Christopher Chyba is a professor of astrophysical sciences and international affairs at Princeton University, and past director of the Program on Science and Global Security. As an associate professor of geological sciences at Stanford University before coming to Princeton, he co-directed the Center for International Security and Cooperation and held the Sagan Chair at the SETI Institute. He has been a Marshall Scholar and a MacArthur Fellow.

During President Clinton’s first term, Chyba served on the staffs of the National Security Council and Office of Science and Technology Policy at the White House, entering as a White House Fellow. He served for a decade as a member of the National Academy of Sciences' Committee on International Security and Arms Control, and on President Obama’s Council of Advisors on Science and Technology (PCAST) from April 2009 through January 2017, on which he co-chaired the working groups on antibiotic resistance and on biodefense. In late 2020 to early 2021, Chyba served on the national security and foreign policy team for the Biden-Harris transition. His current policy-relevant research focuses on possible pathways to nuclear weapons use (for the past two years, he has co-chaired a project of the American Academy of Arts and Sciences on this topic), nonproliferation and strategic arms control issues, and biodefense -- including as a member of the OPCAST pandemic response group. 
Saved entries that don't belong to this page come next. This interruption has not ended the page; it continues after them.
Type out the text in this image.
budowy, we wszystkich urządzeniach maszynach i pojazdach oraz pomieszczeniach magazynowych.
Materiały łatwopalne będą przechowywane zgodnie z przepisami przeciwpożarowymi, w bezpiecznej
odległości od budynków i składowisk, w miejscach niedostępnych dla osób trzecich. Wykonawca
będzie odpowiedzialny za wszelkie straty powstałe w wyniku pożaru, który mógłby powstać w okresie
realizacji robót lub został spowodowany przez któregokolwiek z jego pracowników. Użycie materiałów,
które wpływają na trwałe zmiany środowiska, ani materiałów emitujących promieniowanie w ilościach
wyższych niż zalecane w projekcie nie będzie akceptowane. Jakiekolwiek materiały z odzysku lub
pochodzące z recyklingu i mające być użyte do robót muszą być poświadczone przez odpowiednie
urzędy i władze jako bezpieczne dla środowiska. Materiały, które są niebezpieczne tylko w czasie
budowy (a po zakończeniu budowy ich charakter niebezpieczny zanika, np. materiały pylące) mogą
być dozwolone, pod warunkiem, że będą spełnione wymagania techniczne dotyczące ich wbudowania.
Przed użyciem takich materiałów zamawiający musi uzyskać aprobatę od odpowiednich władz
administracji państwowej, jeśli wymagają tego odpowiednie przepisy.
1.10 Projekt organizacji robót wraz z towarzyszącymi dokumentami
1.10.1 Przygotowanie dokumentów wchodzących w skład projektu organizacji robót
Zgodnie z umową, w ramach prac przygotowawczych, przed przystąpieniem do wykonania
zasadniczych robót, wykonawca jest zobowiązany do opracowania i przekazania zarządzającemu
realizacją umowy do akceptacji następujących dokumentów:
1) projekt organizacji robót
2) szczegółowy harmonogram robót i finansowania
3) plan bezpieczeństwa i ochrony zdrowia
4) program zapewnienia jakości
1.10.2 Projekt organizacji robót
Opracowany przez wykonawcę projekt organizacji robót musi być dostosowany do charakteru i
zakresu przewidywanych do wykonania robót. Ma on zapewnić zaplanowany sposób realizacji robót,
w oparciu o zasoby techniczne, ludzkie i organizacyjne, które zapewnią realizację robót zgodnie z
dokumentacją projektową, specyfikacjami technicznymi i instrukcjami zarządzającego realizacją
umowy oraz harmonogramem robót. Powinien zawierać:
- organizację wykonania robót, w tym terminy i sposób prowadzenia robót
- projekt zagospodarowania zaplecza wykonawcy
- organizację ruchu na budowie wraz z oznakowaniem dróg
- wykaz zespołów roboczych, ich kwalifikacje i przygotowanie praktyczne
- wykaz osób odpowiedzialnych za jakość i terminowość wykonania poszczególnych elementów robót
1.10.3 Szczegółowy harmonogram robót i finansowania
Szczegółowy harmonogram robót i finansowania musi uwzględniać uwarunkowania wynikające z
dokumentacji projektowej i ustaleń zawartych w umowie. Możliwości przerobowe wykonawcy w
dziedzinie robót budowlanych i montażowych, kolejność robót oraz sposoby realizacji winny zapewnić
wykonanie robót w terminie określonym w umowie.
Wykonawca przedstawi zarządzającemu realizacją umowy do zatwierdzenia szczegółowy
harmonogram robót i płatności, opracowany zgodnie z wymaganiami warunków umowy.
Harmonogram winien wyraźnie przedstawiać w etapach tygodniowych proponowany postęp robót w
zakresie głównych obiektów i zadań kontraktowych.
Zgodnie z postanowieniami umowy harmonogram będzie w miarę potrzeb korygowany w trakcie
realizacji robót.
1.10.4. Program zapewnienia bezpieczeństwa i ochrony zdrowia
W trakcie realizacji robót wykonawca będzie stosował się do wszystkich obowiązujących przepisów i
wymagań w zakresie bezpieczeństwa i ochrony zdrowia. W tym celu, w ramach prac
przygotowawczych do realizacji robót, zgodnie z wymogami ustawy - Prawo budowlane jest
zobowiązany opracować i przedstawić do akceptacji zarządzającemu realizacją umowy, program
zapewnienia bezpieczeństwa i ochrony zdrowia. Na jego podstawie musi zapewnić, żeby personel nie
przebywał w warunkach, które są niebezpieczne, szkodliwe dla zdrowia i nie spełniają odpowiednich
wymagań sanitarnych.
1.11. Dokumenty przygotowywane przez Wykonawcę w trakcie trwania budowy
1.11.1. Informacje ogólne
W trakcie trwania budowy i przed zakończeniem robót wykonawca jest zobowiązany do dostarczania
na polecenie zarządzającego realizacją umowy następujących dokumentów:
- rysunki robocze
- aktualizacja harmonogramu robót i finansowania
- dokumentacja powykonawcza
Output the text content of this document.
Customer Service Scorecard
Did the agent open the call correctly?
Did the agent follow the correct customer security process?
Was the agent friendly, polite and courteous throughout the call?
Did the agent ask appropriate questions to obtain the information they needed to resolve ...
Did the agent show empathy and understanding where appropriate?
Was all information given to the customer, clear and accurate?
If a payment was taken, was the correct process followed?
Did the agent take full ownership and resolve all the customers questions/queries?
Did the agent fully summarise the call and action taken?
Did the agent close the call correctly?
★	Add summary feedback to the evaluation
Chyba's scientific research ranges across planetary science and exobiology, as well as work in classical electrodynamics. His published work has included dynamical modeling of the Neptune-Triton system, the role of impacts on the origin of life on Earth, the Tunguska atmospheric explosion and planetary defense, radar, seismic, and magnetometer sounding of Europa's ice shell, bioenergetic models for possible ecosystems on Europa, electromagnetic heating of planetary satellites, and planetary protection.